A mother-daughter conversation on food and cooking (mostly)

Showing posts with label clams. Show all posts
Showing posts with label clams. Show all posts

Wednesday, July 2, 2008

Plain, Simple Clams


Local clams from the shrimp guy at the All-Local Farmers Market again. This time I sauteed some garlic and a dried Thai chile, then added vermouth and water, turned the heat up to high, added the clams, covered the skillet, and pushed down tight for about 5 minutes, shaking the pan every 30 seconds or so.

On the side we had orzo with parsley and butter, plus some garden tomatoes and eggplant.

Monday, May 5, 2008

On Clams


Clams are so fun to cook with. This wasn't the most successful dish I've ever invented, but I love the magic of clams: you add to your sauce a bunch of rocklike chunks sealed up tight and cold, turn the heat up, cover the pan and hold down the lid, and a few minutes later you open it to find gaping, iridescent shells full of moist clam meat completely filling the pan. It has all the drama of a souffle.

I thought this would be like a Portuguese version of linguini with clam sauce. And it might have worked had the chard been milder, but it was really strong locally grown chard. The bacon was local, too -- from Caw Caw Creek, wonderfully brick red when cooked even though it looked fatty when raw. The clams were delicious, nothing at all like the chewy bits in a can of clams, but were somewhat overpowered by the chard. I used garlic, too, and dried red chile and salt and black pepper and vermouth, and it was completely edible but not amazing.

Next time I find fresh clams I will try a more classic recipe.

On a related note, it will be interesting to see how cooking and eating change now that I'll be working from home more of the time. On the one hand, I won't be compelled to eat just because it's lunchtime, and I won't be eating sandwichy things from delis. And we don't really buy prepared food for home; except for cheese and fruit, just about everything here requires some cooking or preparation.
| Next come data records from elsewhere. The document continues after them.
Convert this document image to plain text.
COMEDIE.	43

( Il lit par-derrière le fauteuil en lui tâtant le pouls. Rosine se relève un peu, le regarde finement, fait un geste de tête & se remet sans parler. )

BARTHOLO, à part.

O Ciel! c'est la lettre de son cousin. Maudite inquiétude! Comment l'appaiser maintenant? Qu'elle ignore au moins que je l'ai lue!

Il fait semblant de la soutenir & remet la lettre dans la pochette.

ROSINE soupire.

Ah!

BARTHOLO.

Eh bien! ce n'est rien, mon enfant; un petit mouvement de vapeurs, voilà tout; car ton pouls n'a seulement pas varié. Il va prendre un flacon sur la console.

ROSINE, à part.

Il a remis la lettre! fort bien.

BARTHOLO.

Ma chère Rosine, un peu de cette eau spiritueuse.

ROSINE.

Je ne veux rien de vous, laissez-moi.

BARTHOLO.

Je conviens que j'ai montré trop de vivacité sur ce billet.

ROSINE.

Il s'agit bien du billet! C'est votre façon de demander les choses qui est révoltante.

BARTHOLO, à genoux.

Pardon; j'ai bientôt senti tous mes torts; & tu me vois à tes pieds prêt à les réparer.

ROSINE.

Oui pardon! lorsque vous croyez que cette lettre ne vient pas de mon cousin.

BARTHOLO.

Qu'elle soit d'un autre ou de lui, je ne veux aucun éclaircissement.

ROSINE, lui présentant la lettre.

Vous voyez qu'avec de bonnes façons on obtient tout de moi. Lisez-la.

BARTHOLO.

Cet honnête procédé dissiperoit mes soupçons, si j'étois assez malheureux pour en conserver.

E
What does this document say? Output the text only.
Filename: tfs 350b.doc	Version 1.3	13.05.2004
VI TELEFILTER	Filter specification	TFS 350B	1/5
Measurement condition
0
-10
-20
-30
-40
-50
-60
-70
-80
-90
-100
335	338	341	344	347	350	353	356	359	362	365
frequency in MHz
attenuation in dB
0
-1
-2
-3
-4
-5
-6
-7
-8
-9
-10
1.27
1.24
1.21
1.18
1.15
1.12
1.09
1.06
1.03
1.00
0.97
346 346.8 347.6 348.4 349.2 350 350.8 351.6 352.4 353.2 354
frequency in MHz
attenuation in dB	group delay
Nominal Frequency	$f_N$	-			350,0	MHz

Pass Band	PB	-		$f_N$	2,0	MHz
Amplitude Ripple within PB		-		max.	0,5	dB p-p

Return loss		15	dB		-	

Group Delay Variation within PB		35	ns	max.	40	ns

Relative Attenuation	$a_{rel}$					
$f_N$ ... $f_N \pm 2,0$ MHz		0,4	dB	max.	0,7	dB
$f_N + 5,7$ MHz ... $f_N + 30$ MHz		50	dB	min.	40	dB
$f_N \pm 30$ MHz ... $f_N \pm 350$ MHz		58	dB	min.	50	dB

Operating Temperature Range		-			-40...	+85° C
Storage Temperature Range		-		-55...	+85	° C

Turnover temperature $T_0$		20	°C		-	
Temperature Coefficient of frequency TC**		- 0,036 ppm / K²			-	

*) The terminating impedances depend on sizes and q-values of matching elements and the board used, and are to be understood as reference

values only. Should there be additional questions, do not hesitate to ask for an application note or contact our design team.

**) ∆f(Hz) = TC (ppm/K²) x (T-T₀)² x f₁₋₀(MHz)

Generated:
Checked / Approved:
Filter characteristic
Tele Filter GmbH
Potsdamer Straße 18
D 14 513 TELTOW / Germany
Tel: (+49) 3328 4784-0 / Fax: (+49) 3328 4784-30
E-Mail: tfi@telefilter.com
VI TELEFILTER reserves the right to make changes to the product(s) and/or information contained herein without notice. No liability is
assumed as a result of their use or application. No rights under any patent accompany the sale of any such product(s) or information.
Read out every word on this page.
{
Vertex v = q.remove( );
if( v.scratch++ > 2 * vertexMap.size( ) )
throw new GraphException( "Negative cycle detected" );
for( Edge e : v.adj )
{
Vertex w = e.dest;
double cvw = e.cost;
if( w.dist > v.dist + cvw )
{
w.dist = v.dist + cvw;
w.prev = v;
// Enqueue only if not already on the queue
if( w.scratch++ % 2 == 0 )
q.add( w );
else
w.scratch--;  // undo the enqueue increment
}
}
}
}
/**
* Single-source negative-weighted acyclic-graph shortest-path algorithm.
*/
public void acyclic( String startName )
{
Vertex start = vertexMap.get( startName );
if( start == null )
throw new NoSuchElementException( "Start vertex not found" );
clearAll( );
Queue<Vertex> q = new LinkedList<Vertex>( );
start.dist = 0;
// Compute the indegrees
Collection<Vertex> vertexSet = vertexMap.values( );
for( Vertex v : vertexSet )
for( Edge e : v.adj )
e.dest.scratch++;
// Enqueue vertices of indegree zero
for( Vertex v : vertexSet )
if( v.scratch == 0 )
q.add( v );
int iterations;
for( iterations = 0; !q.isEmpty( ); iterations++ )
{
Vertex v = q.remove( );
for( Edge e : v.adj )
On the other hand, when I was writing about bacon just a moment ago, I realized that I definitely wanted bacon for breakfast/lunch (usually one and the same for me), and here I am at home with a stove and a fridge full of bacon, and so very soon I will be sitting down to a lunch of bacon, toast, and yogurt with strawberries.

Sunday, April 27, 2008

Easy Pasta with Canned Clams, Tomatoes, and Caramelized Peppers


Just yesterday we found fresh clams from the South Carolina coast; the guy who sells local shrimp at the all-local farmers’ market had brought up clams and softshell crabs, but he was out of the crabs by the time we got to him. The clams were lovely -– I made a pasta sauce of local chard, bacon, and clams that was okay-tasting but so, so beautiful to look at.

Anywhere, here’s what you do when you don’t have fresh local clams. I made this up recently and will make it again.

Cook slowly in 1 T olive oil over medium-low heat:
- 1 or 2 yellow, orange, or red peppers, sliced
- Several cloves garlic, sliced

When sweet and browned, add:
- 1 pint cherry tomatoes, some halved, or other tomatoes
- 5 saffron threads
- 1 bay leaf

Cook down slightly. Add and simmer, tasting for proper salting:
- ½ cup dry white wine
- Juice from two cans of clams (tuna can-sized)
- Red pepper flakes
- Pepper and salt to taste

Stir in clams from the cans at the end. Add parsley if you have it. Serve over pasta.

We also had artichokes. In the past I’ve served them the way you did when I was a kid, stem down. But the ones I bought had several inches of beautiful stem, and I read that in Europe they’re sometimes served the other way, stem up. So I did that. They were tasty.